Die Reisebeschränkungen sorgten dafür, dass die Einnahmen im Reisebüro ausblieben. Auf der anderen Seite flossen täglich tausende Euros für stornierte Reisen an die Reiseveranstalter zurück. Eine Doppelbelastung für das kleine Büro. »Da blieben für mich Nervenzusammenbrüche nicht aus«, gesteht Schey. Im Sommer dann der Schock, als in der Stadt plötzlich das Gerücht den Umlauf macht, Schey müsste sein Reisebüro schließen. »Im Nachhinein bin ich fast dankbar dafür, denn nur meine Verärgerung darüber hielt mich davon ab, genau dies zu tun«, erklärt Schey.
Tatsächlich musste er allerdings sein Team zunächst in Kurzarbeit schicken und Ende Juni sogar Kündigungen aussprechen.

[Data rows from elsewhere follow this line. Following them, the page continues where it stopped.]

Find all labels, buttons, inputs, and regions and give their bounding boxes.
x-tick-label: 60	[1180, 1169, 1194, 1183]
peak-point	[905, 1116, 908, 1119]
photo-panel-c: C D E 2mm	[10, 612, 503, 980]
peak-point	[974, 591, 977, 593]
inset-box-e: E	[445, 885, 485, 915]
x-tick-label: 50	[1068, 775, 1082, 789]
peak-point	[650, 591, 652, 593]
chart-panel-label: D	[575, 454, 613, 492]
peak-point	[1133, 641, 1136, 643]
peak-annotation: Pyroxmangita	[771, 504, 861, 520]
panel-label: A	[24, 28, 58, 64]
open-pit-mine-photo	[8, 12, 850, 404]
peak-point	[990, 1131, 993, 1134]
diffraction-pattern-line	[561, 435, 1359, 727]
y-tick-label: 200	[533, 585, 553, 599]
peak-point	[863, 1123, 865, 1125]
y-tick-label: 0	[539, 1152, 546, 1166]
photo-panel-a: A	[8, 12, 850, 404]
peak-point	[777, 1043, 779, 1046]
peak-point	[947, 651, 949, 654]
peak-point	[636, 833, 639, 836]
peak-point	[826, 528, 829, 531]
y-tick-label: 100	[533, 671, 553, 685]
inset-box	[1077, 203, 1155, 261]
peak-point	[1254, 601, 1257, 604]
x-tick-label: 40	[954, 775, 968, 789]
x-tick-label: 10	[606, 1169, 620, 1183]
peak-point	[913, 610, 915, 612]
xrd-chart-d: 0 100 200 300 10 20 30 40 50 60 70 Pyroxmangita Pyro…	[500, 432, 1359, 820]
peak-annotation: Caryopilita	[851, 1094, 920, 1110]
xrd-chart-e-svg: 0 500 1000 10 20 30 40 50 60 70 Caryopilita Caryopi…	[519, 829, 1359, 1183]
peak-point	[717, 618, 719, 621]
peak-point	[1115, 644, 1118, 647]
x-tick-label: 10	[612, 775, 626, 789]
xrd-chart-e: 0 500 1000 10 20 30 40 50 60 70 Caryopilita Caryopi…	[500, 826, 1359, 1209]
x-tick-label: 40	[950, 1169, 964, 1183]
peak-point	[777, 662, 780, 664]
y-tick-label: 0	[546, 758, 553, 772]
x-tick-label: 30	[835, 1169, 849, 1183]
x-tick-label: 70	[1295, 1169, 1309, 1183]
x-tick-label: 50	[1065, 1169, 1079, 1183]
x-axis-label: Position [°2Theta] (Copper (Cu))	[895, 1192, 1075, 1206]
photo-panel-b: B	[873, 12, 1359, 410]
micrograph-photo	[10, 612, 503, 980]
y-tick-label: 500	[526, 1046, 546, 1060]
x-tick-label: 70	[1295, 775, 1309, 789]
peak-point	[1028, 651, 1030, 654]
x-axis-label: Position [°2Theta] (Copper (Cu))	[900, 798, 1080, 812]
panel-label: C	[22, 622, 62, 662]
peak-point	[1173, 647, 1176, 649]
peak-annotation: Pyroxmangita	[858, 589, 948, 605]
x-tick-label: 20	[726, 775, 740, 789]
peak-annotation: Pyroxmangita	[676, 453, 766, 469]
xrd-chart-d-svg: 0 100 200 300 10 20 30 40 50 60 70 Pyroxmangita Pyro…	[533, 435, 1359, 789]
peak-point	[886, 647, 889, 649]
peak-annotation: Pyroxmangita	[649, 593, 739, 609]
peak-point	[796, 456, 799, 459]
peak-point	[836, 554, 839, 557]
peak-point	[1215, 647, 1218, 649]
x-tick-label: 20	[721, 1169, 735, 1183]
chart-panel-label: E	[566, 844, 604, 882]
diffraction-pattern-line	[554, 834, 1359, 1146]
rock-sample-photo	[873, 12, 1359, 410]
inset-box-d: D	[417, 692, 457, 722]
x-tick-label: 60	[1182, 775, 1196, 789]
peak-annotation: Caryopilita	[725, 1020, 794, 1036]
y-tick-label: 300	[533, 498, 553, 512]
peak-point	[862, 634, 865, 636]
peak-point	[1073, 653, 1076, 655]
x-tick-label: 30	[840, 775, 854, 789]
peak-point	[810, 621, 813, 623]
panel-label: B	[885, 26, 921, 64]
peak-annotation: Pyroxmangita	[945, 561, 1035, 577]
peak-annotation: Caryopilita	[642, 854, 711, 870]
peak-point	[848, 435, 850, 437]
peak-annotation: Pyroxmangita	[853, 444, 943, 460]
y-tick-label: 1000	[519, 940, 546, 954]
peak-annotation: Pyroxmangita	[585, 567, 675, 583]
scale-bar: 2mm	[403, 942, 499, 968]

Zuspruch und Unterstützung

Auf der anderen Seite stehen aber auch positive Erfahrungen, die er in diesem Jahr machen konnte. »Ich durfte durch einige Stammkunden wunderschöne Erfahrungen machen. Nachfragen per Telefon, Mails oder kurze Besuche zeigen, dass jemand an mich denkt. Das tut gut. Manche halfen sogar mit einer finanziellen Unterstützung. Die Anteilnahme tut gut«, so Schey. Eine ganz besondere Überraschung machte ihm die Dixieland-Band »Die Gluzger« aus Rottenburg am Neckar. Sie haben zusammen mit Schey und ihren Fans in der Vergangenheit viele gemeinsame Musikreisen unternommen, unter anderem in die Jazz-Hauptstadt New-Orleans. Als sie von Scheys Schicksal erfahren haben, sammelten sie für das Reisebüro Spenden und überbrachten diese mit einem kleinen Ständchen vor dem Reisebüro.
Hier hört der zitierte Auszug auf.